Would a single buck be more likely to pass on only singles?

-- Tracy (zebella@mindspring.com), April 07, 2002.

No. The doe is the one who ovulates the eggs, and no matter how many eggs, the buck should be able to have more than enough, like a million more than enough :) sperm to fertilize them. You don't keep a buck for any other reason than his dam and sire are better than anything you have. The reason why, only if you have a top herd, do you usually keep bucks out of your own herd to use on your own herd! Surely someone out there has nicer stock than yours so you can improve, and not stagnate. You really should look at a buck as a walking eating breathing semen storage tank and nothing more. I think the whole "show buck" mentality is a really poor one. Yes you want them to be correct, four legs, two teats :) But having a really great looking buck is gravy, you are using genetics of his period. Lots and lots of really ugly bucks out their (with dams who classify 90+) throwing really nice kids. Vicki

-- Vicki McGaugh TX (Nubians) (vickilonesomedoe@hotmail.com), April 07, 2002.

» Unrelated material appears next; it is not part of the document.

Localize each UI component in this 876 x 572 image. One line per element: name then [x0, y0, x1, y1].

But, if the buck's dam has a history of singles, even after she is fully grown, then that buck's daughter's may also inherit the tendency to drop fewer eggs. You will not see it in the does that he is bred to, but rather in his daughters. Keep in mind however, that # of offspring is not as highly heritable as other traits. I would be hesitiant to use a line that throws big beefy newborns- they have lines like this in the dairy breeds too. Pulling three triplets that are tangled up is one thing- pulling a huge 14 lb kid ( and out of a big roomy doe, too) even when it's presenting just right, is another. When they are too big it is a real ordeal for everyone!!